The central bank yesterday decided to introduce a credit guarantee scheme for the micro and small enterprises, the first of its kind in the country, giving a much-needed lifeline to the SME sector struggling to stay afloat.
The board of the Bangladesh Bank approved the scheme worth Tk 2,000 crore for the entrepreneurs in the cottage, micro and small (CMS) sector to help them tackle the ongoing crisis brought on by the coronavirus pandemic.
The scheme will initially give coverage to the fund, which is being disbursed from the stimulus package of Tk 20,000 crore for the SME sector.
"The credit guarantee will certainly give a boost to the overall SME sector," said Abu Farah Md Naser, an executive director of the central bank.
A credit guarantee scheme provides a third-party credit risk mitigation to lenders through the absorption of a portion of the lender's losses on the loans made to SMEs in case of default, typically in return for a fee.
Banks will get 80 per cent coverage of a credit given to an individual or a company. This means banks will avail the fund from the scheme if loans go sour.
The scheme will help make the stimulus package for the SME sector vibrant, said a central bank official said.
Under the package, funds will be given at 9 per cent interest rate to borrowers. Of the interest rate, 4 per cent will be borne by the borrowers and 5 per cent by the government in subsidies.
Also, the central bank will provide half of the Tk 20,000 crore stimulus package to cash-strapped banks so that they could give out the loans smoothly.
But banks are consistently showing reluctance to distribute loans from the stimulus package given the low interest rate caused by the 9 per cent lending cap the BB had imposed in April.
Bankers argue that 9 per cent interest is not sufficient as the operational cost for SME loans is high and the majority of CMS loans has to be given without collateral.
The scheme will give coverage of Tk 8,320 crore given the 10 per cent defaulted loans of the total outstanding credit in the market, Naser said.
The central bank will support the banks that apply first.
The BB has asked banks to give out 70 per cent of the stimulus package of Tk 20,000 crore to the CMS sector.
Lenders will have to bear a 1 per cent charge as registration fee to the credit guarantee scheme. The central bank has also fixed an annual charge for lenders.
Banks, whose default loans are more than 10 per cent, will not be allowed to enjoy the support from the scheme. The provision will not be applicable for the eight state-run banks.
Banks, whose default loans are below 5 per cent, will have to give 0.50 per cent commission to the central bank.
Lenders with bad loans ranging from 5 per cent to 10 per cent would have to pay 0.75 per cent.
Banks will not keep any provisioning against their loans covered by the scheme titled Credit Guarantee Scheme for CMS.

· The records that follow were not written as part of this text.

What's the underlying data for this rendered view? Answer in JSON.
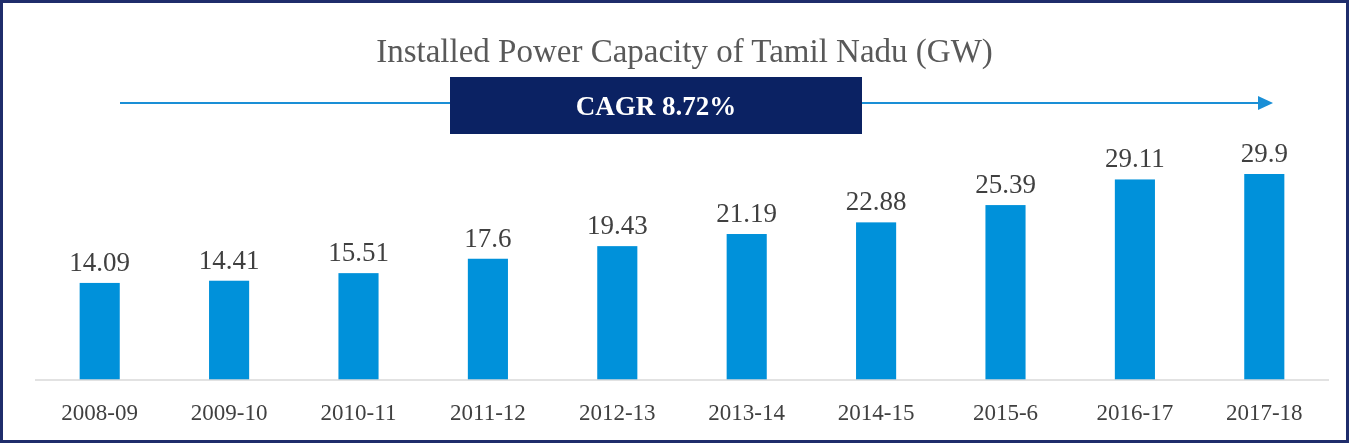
{
  "chart_data": {
    "type": "bar",
    "title": "Installed Power Capacity of Tamil Nadu (GW)",
    "annotations": [
      "CAGR 8.72%"
    ],
    "categories": [
      "2008-09",
      "2009-10",
      "2010-11",
      "2011-12",
      "2012-13",
      "2013-14",
      "2014-15",
      "2015-6",
      "2016-17",
      "2017-18"
    ],
    "values": [
      14.09,
      14.41,
      15.51,
      17.6,
      19.43,
      21.19,
      22.88,
      25.39,
      29.11,
      29.9
    ],
    "color": "#0091da",
    "data_labels": true
  }
}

They can consider a client to be under the cottage category when they borrow less than Tk 10 lakh, as micro when they take Tk 10 lakh to less than Tk 75 lakh and as small businesses in case of borrowing of Tk 75 lakh to Tk 15 crore.
The scheme would gradually be widened and bring all types of SME loans under the scheme in phases, Naser said.

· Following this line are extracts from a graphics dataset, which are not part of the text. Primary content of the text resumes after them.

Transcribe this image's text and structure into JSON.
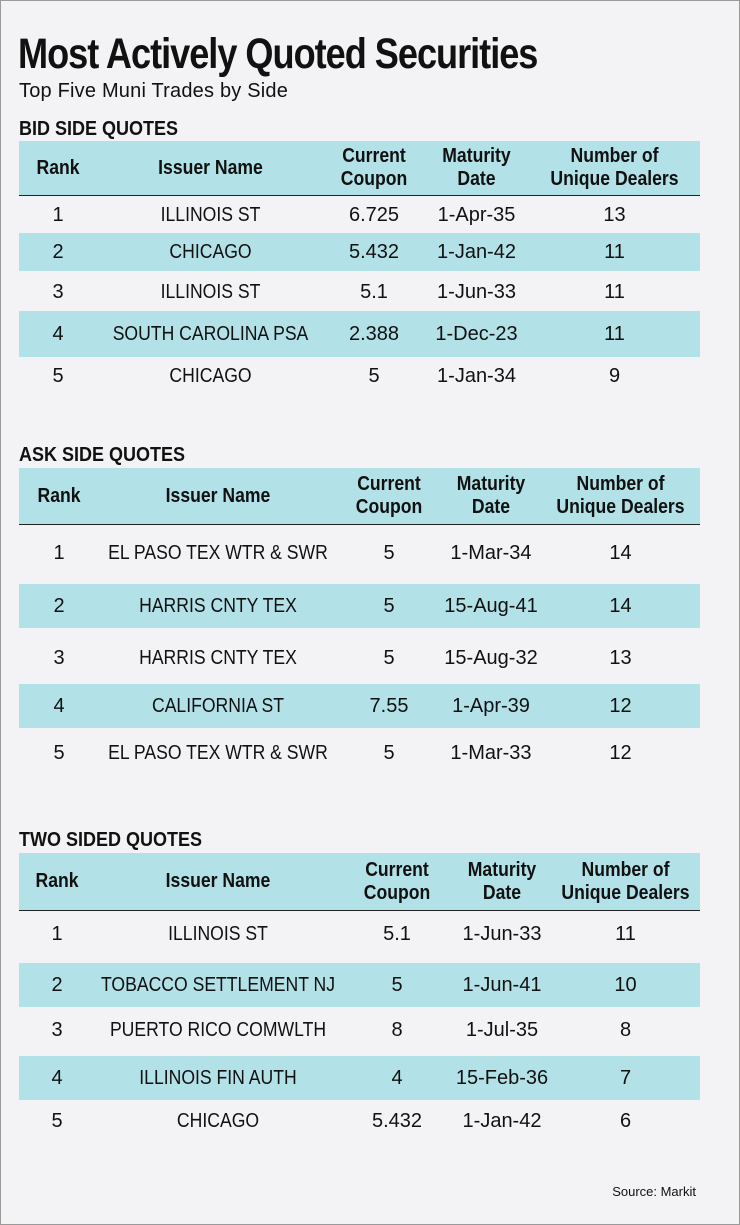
{
  "title": "Most Actively Quoted Securities",
  "subtitle": "Top Five Muni Trades by Side",
  "source": "Source: Markit",
  "colors": {
    "row_shade": "#b2e1e8",
    "background": "#f3f3f5"
  },
  "chart_data": {
    "type": "table",
    "columns": [
      "Rank",
      "Issuer Name",
      "Current Coupon",
      "Maturity Date",
      "Number of Unique Dealers"
    ],
    "tables": [
      {
        "name": "BID SIDE QUOTES",
        "rows": [
          [
            "1",
            "ILLINOIS ST",
            "6.725",
            "1-Apr-35",
            "13"
          ],
          [
            "2",
            "CHICAGO",
            "5.432",
            "1-Jan-42",
            "11"
          ],
          [
            "3",
            "ILLINOIS ST",
            "5.1",
            "1-Jun-33",
            "11"
          ],
          [
            "4",
            "SOUTH CAROLINA PSA",
            "2.388",
            "1-Dec-23",
            "11"
          ],
          [
            "5",
            "CHICAGO",
            "5",
            "1-Jan-34",
            "9"
          ]
        ]
      },
      {
        "name": "ASK SIDE QUOTES",
        "rows": [
          [
            "1",
            "EL PASO TEX WTR & SWR",
            "5",
            "1-Mar-34",
            "14"
          ],
          [
            "2",
            "HARRIS CNTY TEX",
            "5",
            "15-Aug-41",
            "14"
          ],
          [
            "3",
            "HARRIS CNTY TEX",
            "5",
            "15-Aug-32",
            "13"
          ],
          [
            "4",
            "CALIFORNIA ST",
            "7.55",
            "1-Apr-39",
            "12"
          ],
          [
            "5",
            "EL PASO TEX WTR & SWR",
            "5",
            "1-Mar-33",
            "12"
          ]
        ]
      },
      {
        "name": "TWO SIDED QUOTES",
        "rows": [
          [
            "1",
            "ILLINOIS ST",
            "5.1",
            "1-Jun-33",
            "11"
          ],
          [
            "2",
            "TOBACCO SETTLEMENT NJ",
            "5",
            "1-Jun-41",
            "10"
          ],
          [
            "3",
            "PUERTO RICO COMWLTH",
            "8",
            "1-Jul-35",
            "8"
          ],
          [
            "4",
            "ILLINOIS FIN AUTH",
            "4",
            "15-Feb-36",
            "7"
          ],
          [
            "5",
            "CHICAGO",
            "5.432",
            "1-Jan-42",
            "6"
          ]
        ]
      }
    ]
  }
}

He went on to express hope that the initiative would help revive the SME sector from the ongoing pandemic.
"This is a time-befitting initiative beyond doubt," said Syed Mahbubur Rahman, managing director of Mutual Trust Bank.
"The credit guarantee scheme will give a tempo to the entire SME sector. And banks will show their interest in giving out loans," he added.

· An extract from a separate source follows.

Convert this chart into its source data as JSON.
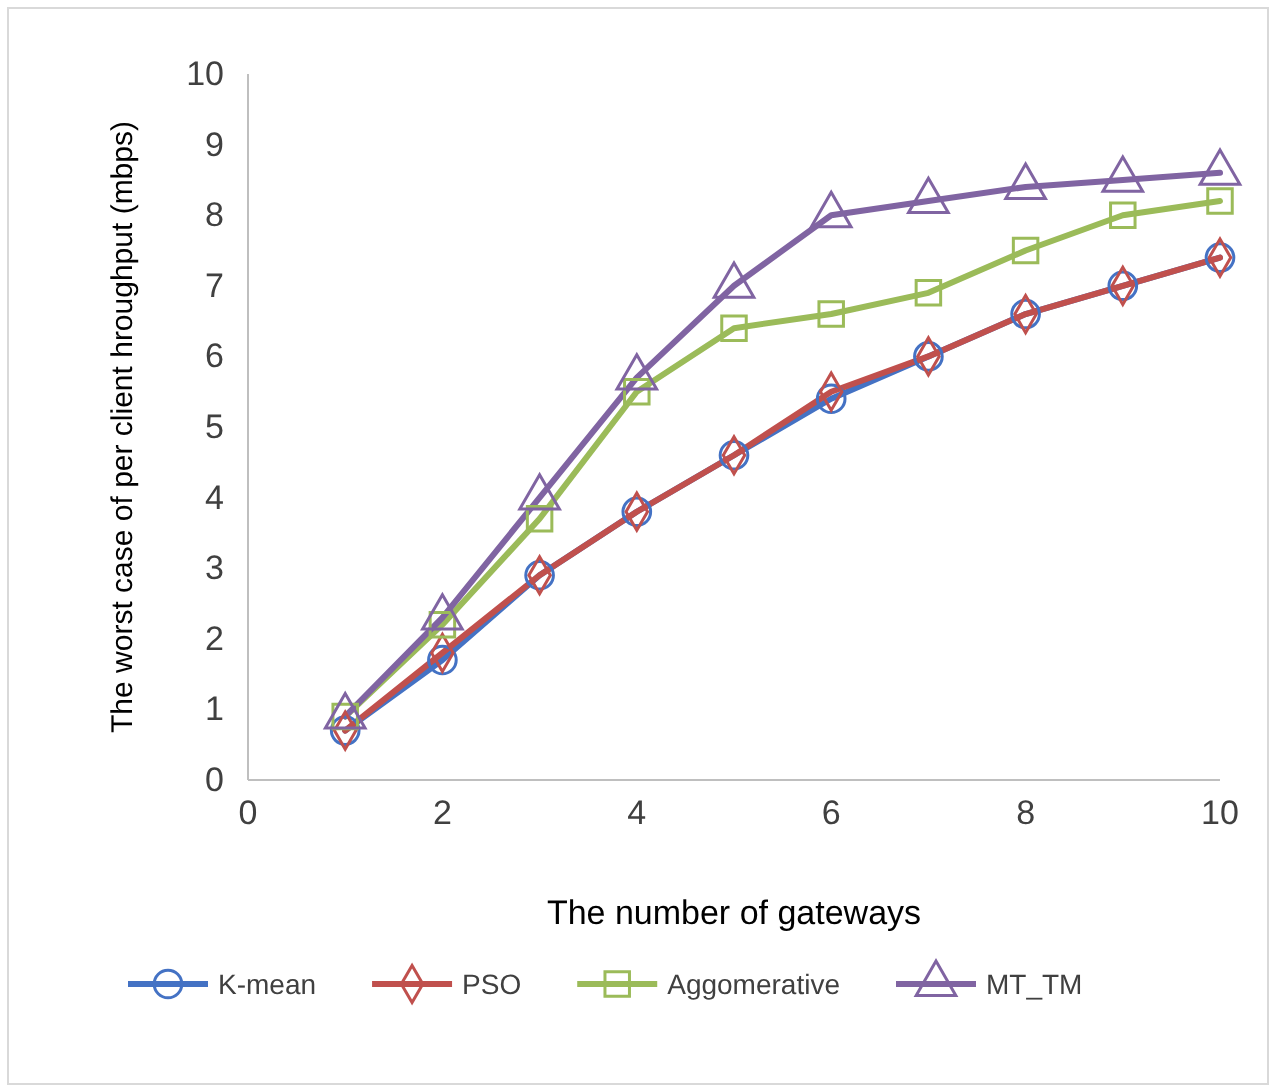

Public credit guarantee schemes are a common form of government intervention to unlock finance for SMEs, according to a World Bank report.
More than half of the countries in the world have CGS for SMEs and the number is growing, it said.
For instance, the Indian government provided a credit guarantee of Rs 3 lakh crore for the SME sector in May to fight the ongoing economic fallout. It introduced the scheme in 2000.
Small businesses have been hit particularly hard by the pandemic, which has threatened the existence of 2.5 million SMEs in Bangladesh.
The SMEs employ 40 per cent of the labour force with a GDP contribution of 25 per cent, according to the International Labour Organisation.
This prompted economists to advocate for a credit guarantee scheme for SMEs since the pandemic hit the country in March.
One of them is Atiur Rahman, a former central bank governor. Last month, he said banks are worried about risk management, so they may not like to lend to new borrowers and would rather remain focused on existing borrowers.
The central bank should implement a credit guarantee scheme to help banks lend to the vulnerable CMSME sector, he said. The MSMEs should be given support because if they remain inactive for a long time because of the lockdown, 60 per cent would be out of business.